Bhagu, Brahma, Brahma meditations, Brahmin, Buddha, Buddhism, Kassapa, Master Gotama, Religion, Yamadaggi, Atthaka, Dona,
“Master Gotama, if anyone should be rightly called a brahmin, it’s me. For I am well born on both my mother’s and father’s side, of pure descent, irrefutable and impeccable in questions of ancestry back to the seventh paternal generation. I recite and remember the hymns, and am an expert in the three Vedas, together with their vocabularies, ritual, phonology and etymology, and the testament as fifth. I know philology and grammar, and am well versed in cosmology and the marks of a great man.”

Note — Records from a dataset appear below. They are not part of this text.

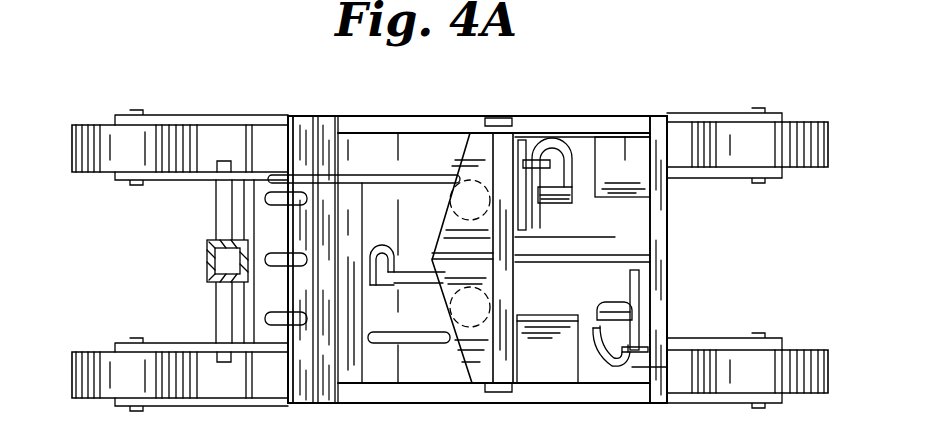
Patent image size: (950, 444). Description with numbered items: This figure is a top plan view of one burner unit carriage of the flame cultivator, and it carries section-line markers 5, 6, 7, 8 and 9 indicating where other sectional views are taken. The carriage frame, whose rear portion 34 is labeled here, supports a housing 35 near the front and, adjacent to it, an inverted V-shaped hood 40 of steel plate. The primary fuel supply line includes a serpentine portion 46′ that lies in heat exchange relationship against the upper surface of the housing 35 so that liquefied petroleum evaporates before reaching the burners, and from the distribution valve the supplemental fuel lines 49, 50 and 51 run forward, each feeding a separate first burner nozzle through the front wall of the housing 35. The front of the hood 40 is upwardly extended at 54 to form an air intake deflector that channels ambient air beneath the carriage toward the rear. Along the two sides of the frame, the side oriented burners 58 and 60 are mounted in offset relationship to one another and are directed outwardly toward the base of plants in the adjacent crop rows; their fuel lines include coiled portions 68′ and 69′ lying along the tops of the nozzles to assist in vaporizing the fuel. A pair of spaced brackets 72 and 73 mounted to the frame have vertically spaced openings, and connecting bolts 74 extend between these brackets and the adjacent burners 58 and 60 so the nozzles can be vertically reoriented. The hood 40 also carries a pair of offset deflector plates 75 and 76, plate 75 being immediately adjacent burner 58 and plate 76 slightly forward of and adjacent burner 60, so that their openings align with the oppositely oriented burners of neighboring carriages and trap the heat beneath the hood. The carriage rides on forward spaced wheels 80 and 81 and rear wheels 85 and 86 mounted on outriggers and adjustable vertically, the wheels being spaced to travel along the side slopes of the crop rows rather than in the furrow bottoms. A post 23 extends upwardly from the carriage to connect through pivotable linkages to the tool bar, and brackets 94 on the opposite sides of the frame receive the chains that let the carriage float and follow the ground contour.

The post 23 is at (207, 255).
The rear portion 34 is at (683, 283).
The housing 35 is at (325, 140).
The hood 40 is at (452, 294).
The serpentine portion 46′ is at (412, 230).
The supplemental fuel line 49 is at (266, 194).
The supplemental fuel line 50 is at (300, 258).
The supplemental fuel line 51 is at (266, 317).
The upwardly extended front portion 54 is at (472, 152).
The side oriented burner 58 is at (573, 163).
The side oriented burner 60 is at (592, 357).
The coiled portion 68′ is at (554, 138).
The coiled portion 69′ is at (624, 362).
The bracket 72 is at (522, 142).
The bracket 73 is at (650, 346).
The connecting bolt 74 is at (546, 188).
The deflector plate 75 is at (628, 138).
The deflector plate 76 is at (570, 290).
The forward wheel 80 is at (78, 372).
The forward wheel 81 is at (82, 125).
The rear wheel 85 is at (804, 349).
The rear wheel 86 is at (806, 121).
The bracket 94 is at (486, 119).
The section line 5 is at (27, 260).
The section line 6 is at (208, 112).
The section line 7 is at (398, 116).
The section line 8 is at (548, 116).
The section line 9 is at (618, 116).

“Doṇa, the brahmin seers of the past were Aṭṭhaka, Vāmaka, Vāmadeva, Vessāmitta, Yamadaggi, Aṅgīrasa, Bhāradvāja, Vāseṭṭha, Kassapa, and Bhagu. They were the authors and propagators of the hymns, whose hymnal was sung and propagated and compiled in ancient times. These days, Brahmins continue to sing and chant it. They continue chanting what was chanted, reciting what was recited, and teaching what was taught.

Those seers described five kinds of brahmins. A brahmin who is equal to Brahmā, one who is equal to a god, one who toes the line, one who crosses the line, and the fifth is a brahmin outcaste. Which one of these are you, Doṇa?”

“Master Gotama, we don’t know about these five kinds of brahmins. We just know the word ‘brahmin’. Master Gotama, please teach me this matter so I can learn about these five brahmins.”

“Well then, brahmin, listen and pay close attention, I will speak.”

“Yes sir,” Doṇa replied.

The Buddha said this:

“Doṇa, how is a brahmin equal to Brahmā? It’s when a brahmin is well born on both the mother’s and the father’s sides, coming from a clean womb back to the seventh paternal generation, incontestable and irreproachable in discussions about ancestry. For forty-eight years he lives the spiritual life, from childhood, studying the hymns. Then he seeks a fee for his teacher, but only by legitimate means, not illegitimate.

In this context, Doṇa, what is legitimate?

Not by farming, trade, raising cattle, archery, government service, or one of the professions, but solely by living on alms, not scorning the alms bowl. Having offered the fee to his teacher, he shaves off his hair and beard, dresses in ocher robes, and goes forth from the lay life to homelessness.

Then they meditate spreading a heart full of love to one direction, and to the second, and to the third, and to the fourth. In the same way above, below, across, everywhere, all around, they spread a heart full of love to the whole world—abundant, expansive, limitless, free of enmity and ill will.

They meditate spreading a heart full of compassion … rejoicing … equanimity to one direction, and to the second, and to the third, and to the fourth. In the same way above, below, across, everywhere, all around, they spread a heart full of equanimity to the whole world—abundant, expansive, limitless, free of enmity and ill will.

Having developed these four Brahmā meditations, when the body breaks up, after death, they’re reborn in a good place, a Brahmā realm.

That’s how a brahmin is equal to Brahmā."